Gli oliveti, con gli alberi tarchiati e rugosi, s’estendono a perdita d’occhio intorno a Cassaro, e subito ci danno un’idea di quale sia la principale attività economica di questo che è il più piccolo comune della provincia di Siracusa. Chi vi giunge in autunno facilmente si imbatterà in gruppi di persone intente alla laboriosa raccolta delle preziose drupe, e nessuno dovrà farsi sfuggire l’opportunità di fare scorta del nettare delle olive che qui viene prodotto da tempo immemorabile.
Come resistere, del resto, alla invitante bontà di una fetta di pane fresco condita con un filo d’olio profumato? Ben lo sanno i cassaresi, popolo di contadini da sempre, esperti di sapori semplici e robusti.
Com’è Cassaro, del resto, strade in croce e basse, solide case, un corso e una piazza per lo struscio e una Madrice per la domenica. Un paese 'tutto d’un pezzo' di appena mille abitanti. Qui il forestiero spicca subito, e viene guardato con curiosità gentile da chi passa per le strade, quasi ci si meravigliasse che qualcuno possa voler venire fin qui. In un itinerario sugli Iblei, però, la piccola Cassaro ha anch’essa qualcosa da offrire. La memoria della ricostruzione barocca, al principio del Settecento, quando nell’ansia di ricostruire non si tralasciarono preziose decorazioni barocche negli edifici sacri (da vedere le chiese di Sant’Antonio, a cui si accede da un’ampia scalinata decorata, di San Sebastiano e della Madonna delle Grazie) come in quelli profani.
I preziosi dettagli liberty del primo Novecento, quando il paese visse una notevole fioritura architettonica, e costruzioni piccole e grandi si arricchirono di volute, fiorami e svolazzi di pietra.

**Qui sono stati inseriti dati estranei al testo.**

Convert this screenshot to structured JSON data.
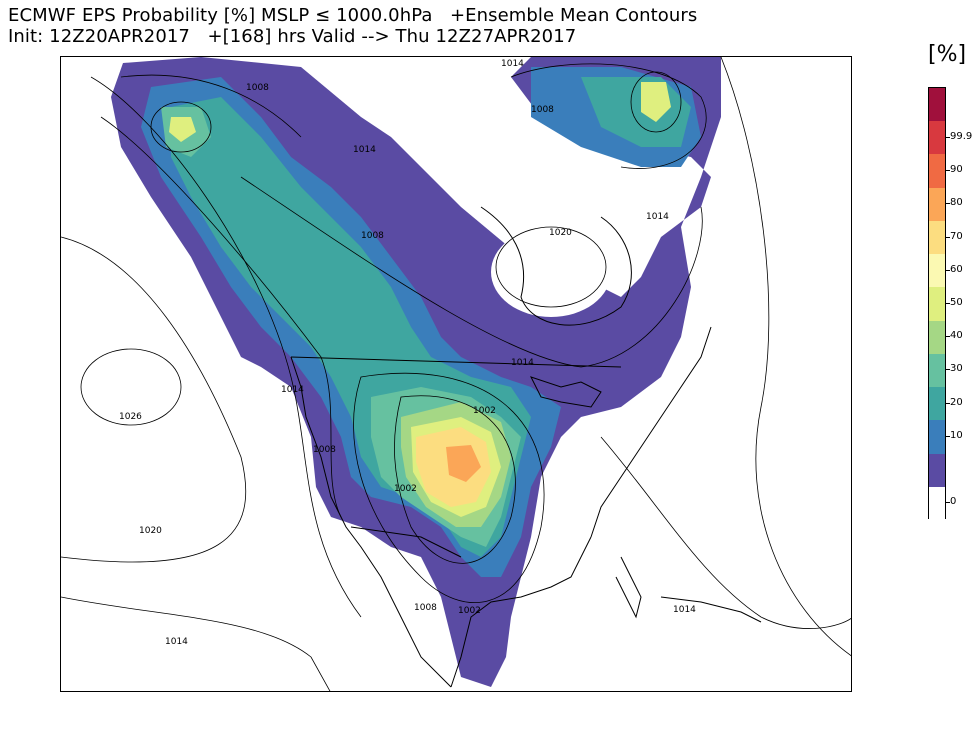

La Valle del fiume Anapo, alla quale si accede anche da qui, con tutti i suoi tesori naturali: il sito è protetto dai vincoli di una riserva naturale che tutelano la significativa biodiversità della valle; in ciascuna sua parte - nell’acqua cristallina del fiume e lungo le sue sponde, nel sottobosco come nelle pareti rocciose - si perpetua la vita delle più varie specie animali e vegetali.